What are abelian categories enriched over themselves?

Question

As far as I understand, an arbitrary abelian category is not enriched over itself, for example, $\mathrm{ChainComplex}(\mathrm{Ab})$ is, right? On the other hand, the categories $\mathrm{Mod}(R)$ (in particular, $\mathrm{Ab}$) are enriched over themselves. What other examples, necessary and sufficient conditions are there for abelian categories enriched over themselves? Maybe they were researched somewhere?

The question arose because the dualization of a chain complex (leading to cohomology with values ​​in the same category) is definable in $\mathrm{Mod}(R)$, but apparently undefinable in an arbitrary abelian category.

Update: (thanks to a discussion in the comments) I realized that I start initially from an abelian category $\mathcal{A}$ with a univalent functor to the category $\mathrm{Ab}$ and look for an enrichment of $\mathcal{A}$ over itself consistent with the standard enrichment of $\mathcal{A}$ over $\mathrm{Ab}$ in the sense of this functor (as far as I understand, this guarantees , that, in accordance with my motivation, the cohomology will not change, but will acquire an additional structure of objects $\mathcal{A}$).

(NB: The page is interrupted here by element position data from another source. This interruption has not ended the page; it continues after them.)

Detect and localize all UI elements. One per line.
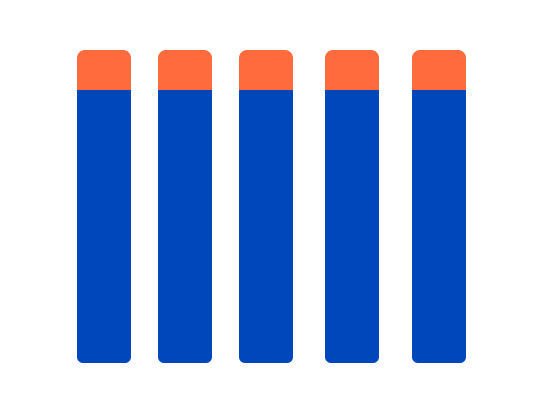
dart-tip bbox=[77, 50, 131, 90]
dart-tip bbox=[239, 50, 293, 90]
dart-body bbox=[77, 90, 131, 363]
dart-tip bbox=[158, 50, 212, 90]
dart-tip bbox=[325, 50, 379, 90]
dart-body bbox=[239, 90, 293, 363]
foam-dart-icon bbox=[325, 50, 379, 363]
foam-dart-icon bbox=[412, 50, 466, 363]
dart-tip bbox=[412, 50, 466, 90]
foam-dart-icon bbox=[239, 50, 293, 363]
dart-body bbox=[325, 90, 379, 363]
dart-body bbox=[412, 90, 466, 363]
foam-dart-icon bbox=[158, 50, 212, 363]
foam-dart-icon bbox=[77, 50, 131, 363]
dart-body bbox=[158, 90, 212, 363]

For abelian categories of the form "a subcategory of $\mathrm{Func}(I, \mathcal{A})$, where $\mathcal{A}$ is an abelian category with a standard forgetful functor in $\mathrm{Ab}$ and $I$ is small" we define a forgetful functor in $\mathrm{Ab}$ as $F \mapsto \bigoplus\limits_{i \in I} F(i)$ (and, accordingly, on morphisms). Is the category of chain complexes of $R$-modules consistently enriched over itself? And the category of sheafs?

Answer 1

To make sense of enrichment over a category $V$, you want $V$ to have a monoidal structure. Indeed, you want to be able to compose morphisms so you need a way to go from "something in $\hom(a,b)$ and something in $\hom(b,c)$ to something in $\hom(a,c)$", and this is neatly encoded by a monoidal structure where an enrichment is, among other things, a morphism $\hom(a,b)\otimes \hom(b,c)\to \hom(a,c)$ (if you're only monoidal and not symmetric monoidal you have to be careful about what kind of hom's you take, and also in what order you take this tensor, but let me not worry about it here, and pretend I'm in a symmetric monoidal category).

Now, a monoidal category $V$ has a "canonical candidate" for self-enrichment : one would want the internal hom's (which I'll denote $\mathcal{H}om$) to have the following universal property (which reflects the usual cases): $\hom(v, \mathcal Hom(v_0,v_1))\cong \hom(v\otimes v_0, v_1)$. In other words, you want $-\otimes v_0$ to have a right adjoint $\mathcal Hom(v_0,-)$, for all $v_0$. It turns out that this is enough:

Suppose $V$ is a symmetric monoidal category in which $-\otimes v_0$ has a right adjoint for each $v_0\in V$ [NB : $V$ is called 'closed (symmetric) monoidal' in this case]. Then there is a canonical enrichment of $V$ over itself which satisfies the above property.

(again, you can say similar things without "symmetric", but it gets a bit more subtle so I won't state them here)

Note that this is the "usual story" for enrichment and self-enrichment. I don't know of any other way to tell those stories, and they are the ones that tend to come up.

In your examples, $Mod(R)$ has a tensor product $\otimes_R$ when $R$ is commutative, and so it is self-enriched - note that this doesn't work if $R$ is not commutative ! If you want to make it work, you have to move to bimodules or something, and then you have choices to make to decide what the enrichment is.

Similarly, chain complexes over a (cocomplete) symmetric monoidal abelian category have a usual monoidal structure, and if they're sufficiently complete, the right adjoints from above exist. Here is one condition that is often met in practice and guarantees the existence of the right adjoints :

If $V$ is symmetric monoidal, presentable and the tensor product $-\otimes v$ preserves colimits as a functor $V\to V$, then it has a right adjoint.

Here the power is hidden in "presentable", but this is actually often met in practice, despite being a very strong assumption.

(note that this is unrelated to abelian-ness of your category : for a general category $C$ it doesn't make sense to speak about enrichment in $C$, the structure that makes this avaiable is a monoidal structure, and if it is closed, then in fact $C$ can itself be enriched over itself.

In the abelian context, you'll often want the tensor product to be at the very least nicely behaved, e.g. right exact in each variable)